Masyarakat Sipil Kecam Pernyataan Yusril Ihza Mahendra tentang Pelanggaran HAM
Berita Baru, Jakarta – Sejumlah lembaga dan individu menyatakan kekecewaan serta mengecam pernyataan Yusril Ihza Mahendra, Menteri Koordinator Bidang Hukum, Hak Asasi Manusia, Imigrasi, dan Pemasyarakatan, terkait penyelesaian pelanggaran HAM masa lalu.
Dalam dua pernyataan yang dilaporkan pada 20 dan 21 Oktober 2024, Yusril menyatakan bahwa penyelesaian pelanggaran HAM masa lalu sulit dilakukan karena sudah terjadi sangat lama, sehingga menurutnya “kita tidak perlu lagi melihat ke masa lalu.” Pernyataan ini dianggap sebagai upaya memutihkan pelanggaran berat HAM yang terjadi di masa lalu.
Yusril juga menyatakan bahwa peristiwa Tragedi Mei 1998 bukanlah pelanggaran berat HAM, mengklaim bahwa pelanggaran berat HAM hanya meliputi genosida dan pembersihan etnis. Hal ini menuai kritik tajam dari berbagai kalangan yang menilai bahwa pernyataan tersebut tidak memperhatikan fakta-fakta hukum yang ada.

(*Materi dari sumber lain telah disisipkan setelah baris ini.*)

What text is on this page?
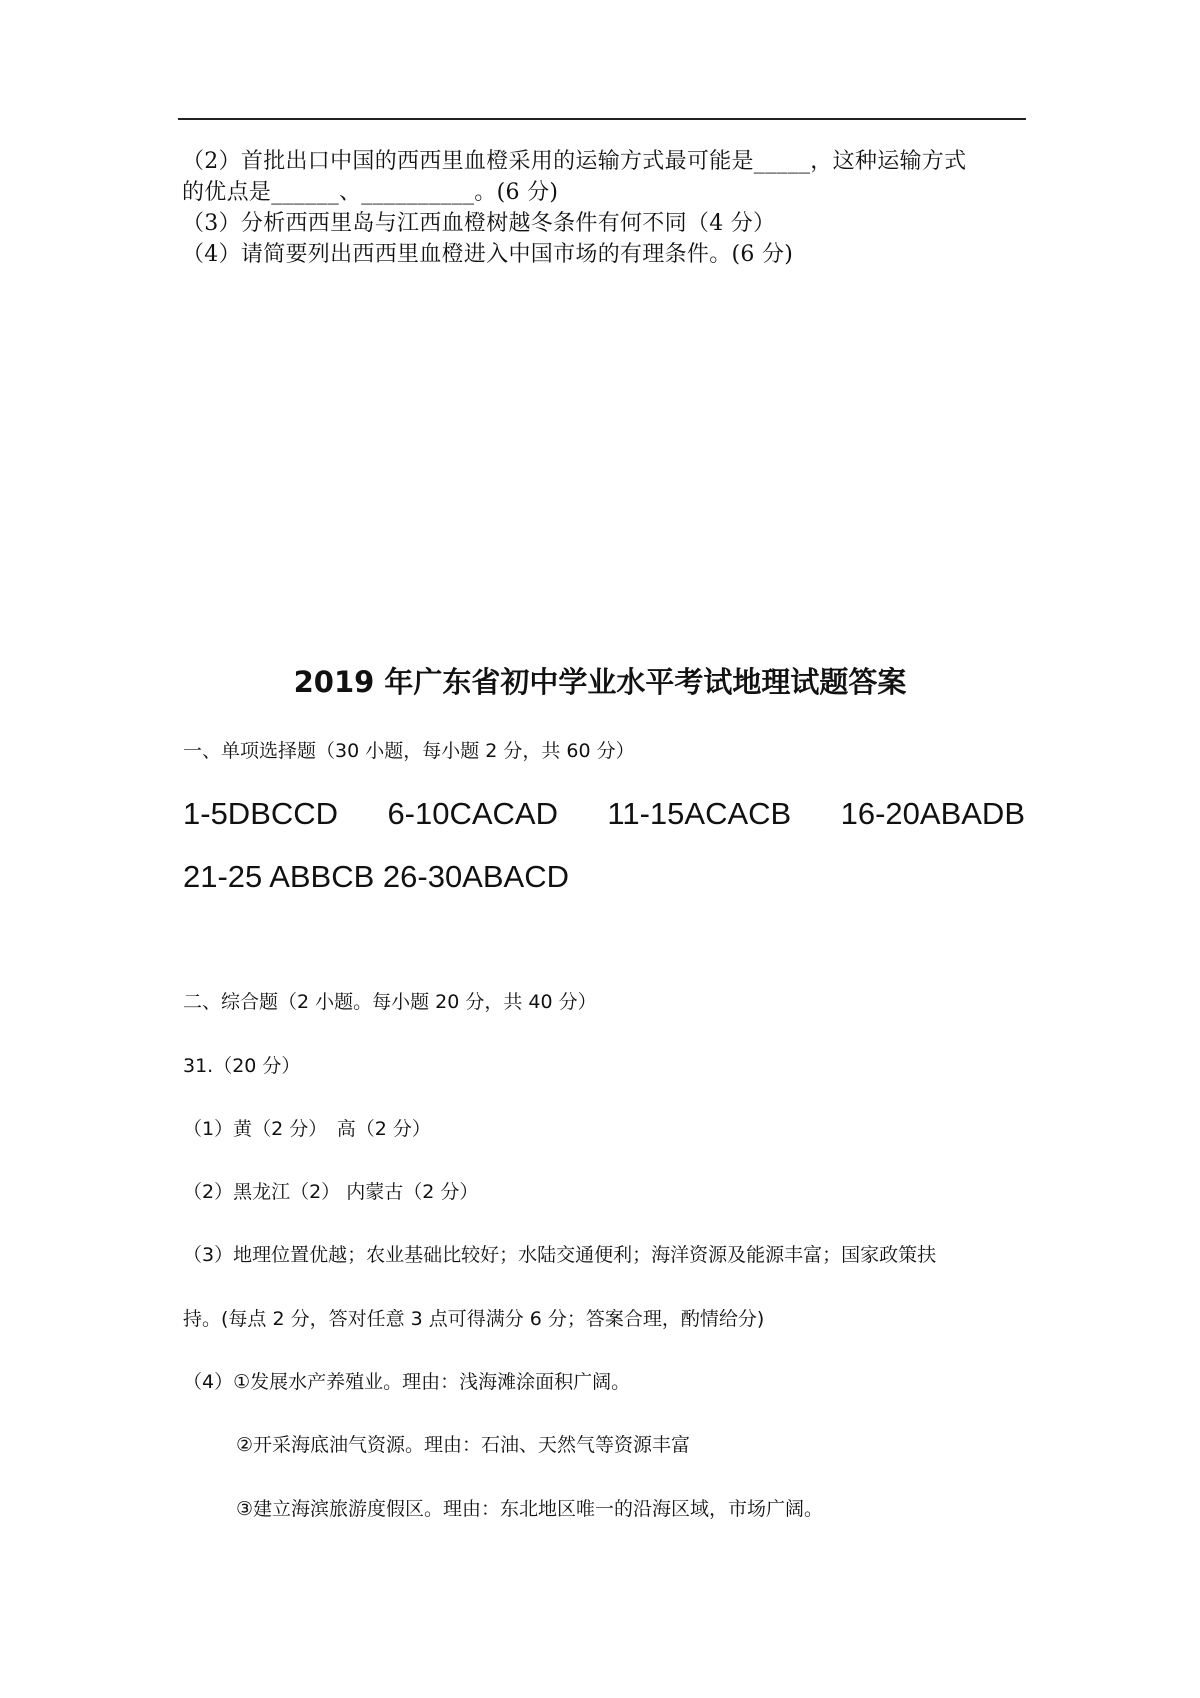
（2）首批出口中国的西西里血橙采用的运输方式最可能是_____，这种运输方式
的优点是______、__________。(6 分)
（3）分析西西里岛与江西血橙树越冬条件有何不同（4 分）
（4）请简要列出西西里血橙进入中国市场的有理条件。(6 分)
2019 年广东省初中学业水平考试地理试题答案
一、单项选择题（30 小题，每小题 2 分，共 60 分）
1-5DBCCD 6-10CACAD 11-15ACACB 16-20ABADB
21-25 ABBCB 26-30ABACD
二、综合题（2 小题。每小题 20 分，共 40 分）
31.（20 分）
（1）黄（2 分）　高（2 分）
（2）黑龙江（2） 内蒙古（2 分）
（3）地理位置优越；农业基础比较好；水陆交通便利；海洋资源及能源丰富；国家政策扶
持。(每点 2 分，答对任意 3 点可得满分 6 分；答案合理，酌情给分)
（4）①发展水产养殖业。理由：浅海滩涂面积广阔。
②开采海底油气资源。理由：石油、天然气等资源丰富
③建立海滨旅游度假区。理由：东北地区唯一的沿海区域，市场广阔。
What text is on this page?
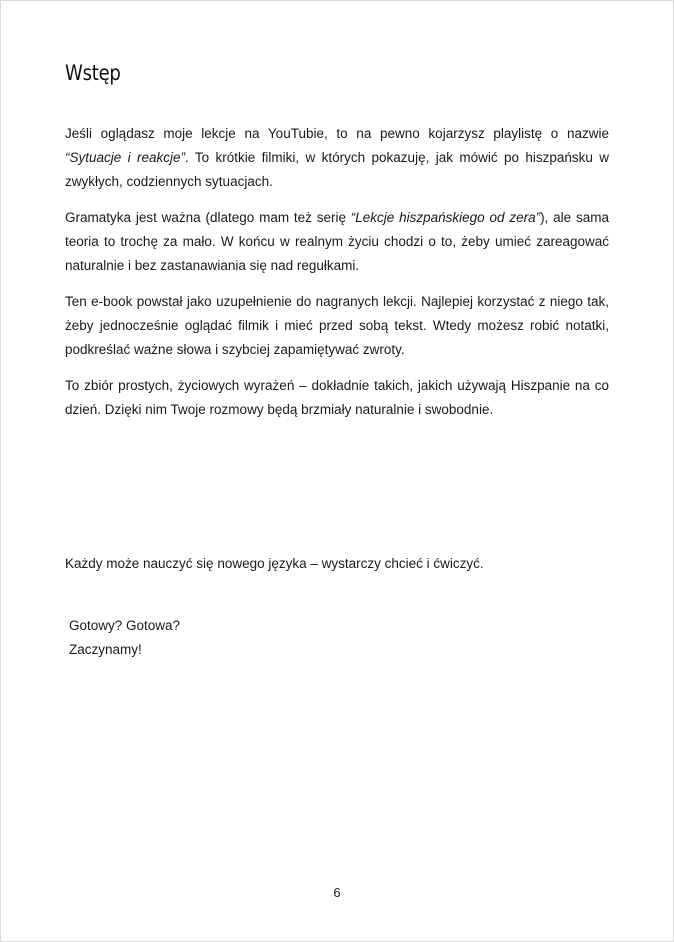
Wstęp

Jeśli oglądasz moje lekcje na YouTubie, to na pewno kojarzysz playlistę o nazwie “Sytuacje i reakcje”. To krótkie filmiki, w których pokazuję, jak mówić po hiszpańsku w zwykłych, codziennych sytuacjach.

Gramatyka jest ważna (dlatego mam też serię “Lekcje hiszpańskiego od zera”), ale sama teoria to trochę za mało. W końcu w realnym życiu chodzi o to, żeby umieć zareagować naturalnie i bez zastanawiania się nad regułkami.

Ten e-book powstał jako uzupełnienie do nagranych lekcji. Najlepiej korzystać z niego tak, żeby jednocześnie oglądać filmik i mieć przed sobą tekst. Wtedy możesz robić notatki, podkreślać ważne słowa i szybciej zapamiętywać zwroty.

To zbiór prostych, życiowych wyrażeń – dokładnie takich, jakich używają Hiszpanie na co dzień. Dzięki nim Twoje rozmowy będą brzmiały naturalnie i swobodnie.

Każdy może nauczyć się nowego języka – wystarczy chcieć i ćwiczyć.

Gotowy? Gotowa?
Zaczynamy!
6
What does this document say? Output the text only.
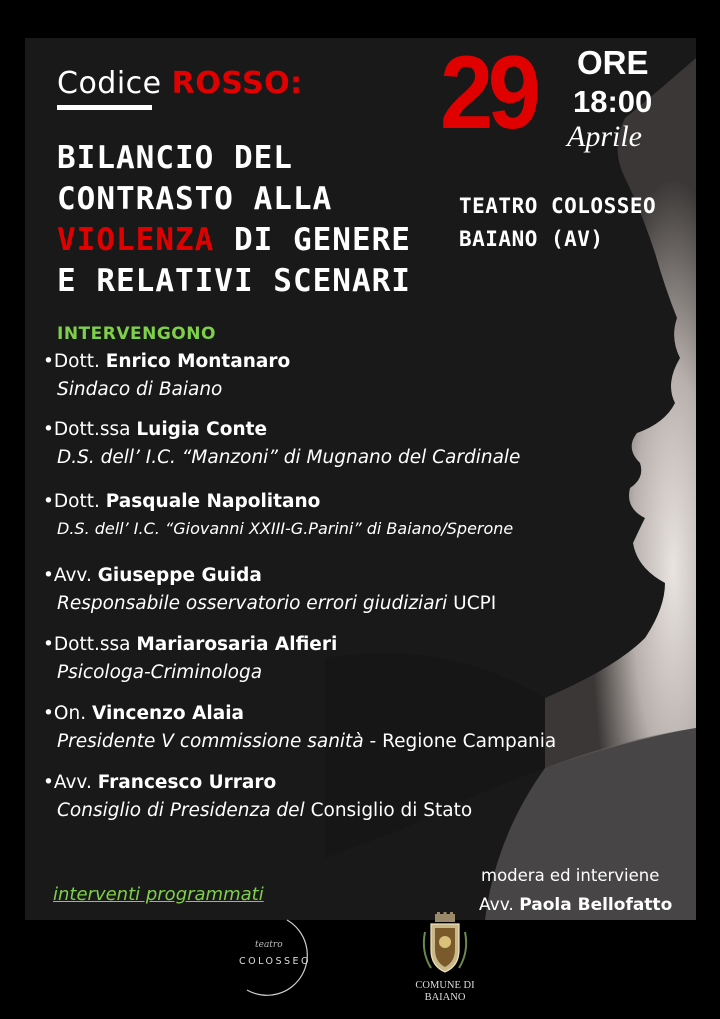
Codice ROSSO:
BILANCIO DEL
CONTRASTO ALLA
VIOLENZA DI GENERE
E RELATIVI SCENARI
29 ORE
18:00
Aprile
TEATRO COLOSSEO
BAIANO (AV)
INTERVENGONO
•Dott. Enrico Montanaro
Sindaco di Baiano
•Dott.ssa Luigia Conte
D.S. dell’ I.C. “Manzoni” di Mugnano del Cardinale
•Dott. Pasquale Napolitano
D.S. dell’ I.C. “Giovanni XXIII-G.Parini” di Baiano/Sperone
•Avv. Giuseppe Guida
Responsabile osservatorio errori giudiziari UCPI
•Dott.ssa Mariarosaria Alfieri
Psicologa-Criminologa
•On. Vincenzo Alaia
Presidente V commissione sanità - Regione Campania
•Avv. Francesco Urraro
Consiglio di Presidenza del Consiglio di Stato
interventi programmati
modera ed interviene
Avv. Paola Bellofatto
teatro
COLOSSEO
COMUNE DI
BAIANO
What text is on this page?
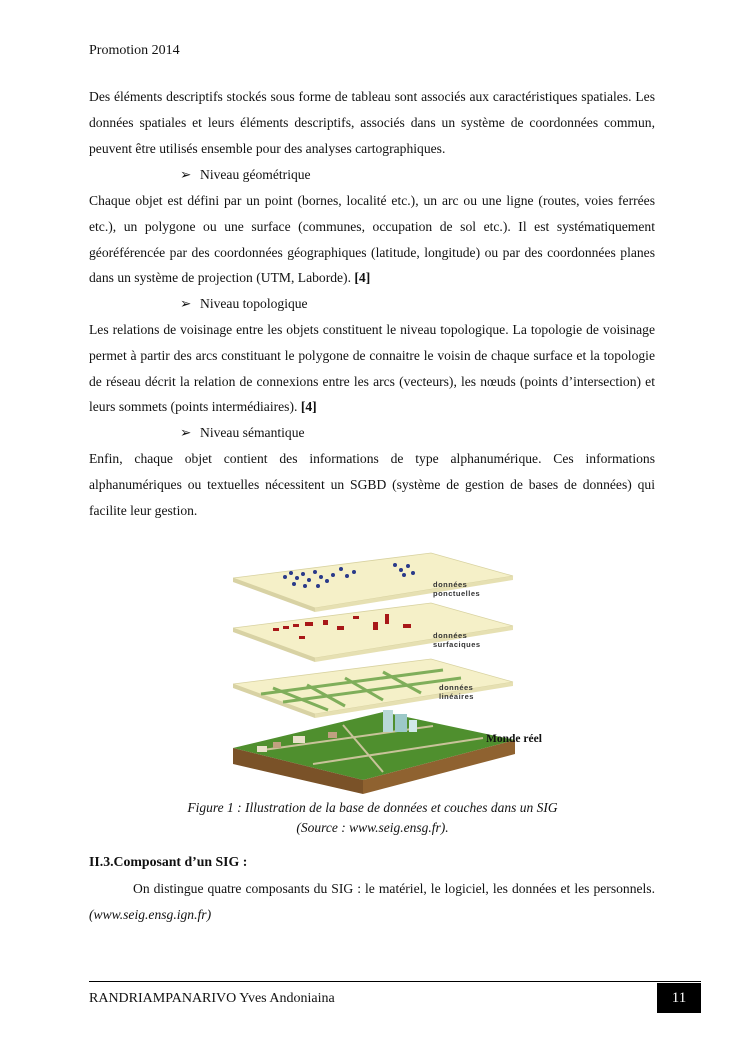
Promotion 2014

Des éléments descriptifs stockés sous forme de tableau sont associés aux caractéristiques spatiales. Les données spatiales et leurs éléments descriptifs, associés dans un système de coordonnées commun, peuvent être utilisés ensemble pour des analyses cartographiques.

➢ Niveau géométrique

Chaque objet est défini par un point (bornes, localité etc.), un arc ou une ligne (routes, voies ferrées etc.), un polygone ou une surface (communes, occupation de sol etc.). Il est systématiquement géoréférencée par des coordonnées géographiques (latitude, longitude) ou par des coordonnées planes dans un système de projection (UTM, Laborde). [4]

➢ Niveau topologique

Les relations de voisinage entre les objets constituent le niveau topologique. La topologie de voisinage permet à partir des arcs constituant le polygone de connaitre le voisin de chaque surface et la topologie de réseau décrit la relation de connexions entre les arcs (vecteurs), les nœuds (points d’intersection) et leurs sommets (points intermédiaires). [4]

➢ Niveau sémantique

Enfin, chaque objet contient des informations de type alphanumérique. Ces informations alphanumériques ou textuelles nécessitent un SGBD (système de gestion de bases de données) qui facilite leur gestion.

données
ponctuelles
données
surfaciques
données
linéaires
Monde réel
Figure 1 : Illustration de la base de données et couches dans un SIG
(Source : www.seig.ensg.fr).
II.3.Composant d’un SIG :

On distingue quatre composants du SIG : le matériel, le logiciel, les données et les personnels. (www.seig.ensg.ign.fr)

RANDRIAMPANARIVO Yves Andoniaina	11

“Perkembangan penyelidikan Komnas HAM sudah jelas menyebutkan Tragedi Mei 1998 sebagai kejahatan terhadap kemanusiaan. Sangat tidak etis jika Yusril mengabaikan proses hukum yang sudah berjalan lebih dari 20 tahun ini,” kata Komisi untuk Orang Hilang dan Korban Kekerasan (KontraS) dalam siaran pers mereka pada Rabu (23/10/2024).
Pernyataan ini dianggap bertentangan dengan Undang-undang Nomor 26 Tahun 2000 tentang Pengadilan HAM, yang menjelaskan bahwa pelanggaran berat HAM terdiri dari kejahatan genosida dan kejahatan terhadap kemanusiaan. Sebagai kejahatan luar biasa, pelanggaran berat HAM tidak memiliki masa kedaluwarsa dan memerlukan penanganan khusus oleh negara. “Negara masih memiliki tanggung jawab untuk menuntaskan kasus tersebut dan memberikan keadilan bagi korban,” tambah juru bicara tersebut.
Lebih jauh lagi, berbagai organisasi korban dan keluarga korban juga telah berjuang selama bertahun-tahun untuk memperoleh keadilan dan kebenaran terkait pelanggaran HAM di masa lalu. “Pernyataan Yusril sangat melukai perjuangan para korban dan keluarganya,” ujar seorang aktivis HAM. Mereka menuntut Yusril untuk menarik pernyataannya dan meminta maaf kepada korban, khususnya korban Tragedi Mei 1998.
Organisasi yang tergabung dalam pernyataan bersama ini juga khawatir bahwa pernyataan Yusril menandakan adanya kecenderungan negara untuk mengabaikan tanggung jawabnya dalam mengungkapkan kebenaran, memulihkan korban, dan memastikan ketidakberulangan pelanggaran serupa di masa mendatang. Mereka juga mengkritik Visi-Misi Astacita dari pemerintahan saat ini yang dinilai tidak mencantumkan penuntasan pelanggaran HAM sebagai prioritas.
“Oleh karena itu, kami mendesak Yusril untuk segera menarik pernyataannya dan meminta maaf secara terbuka,” tutup siaran pers tersebut.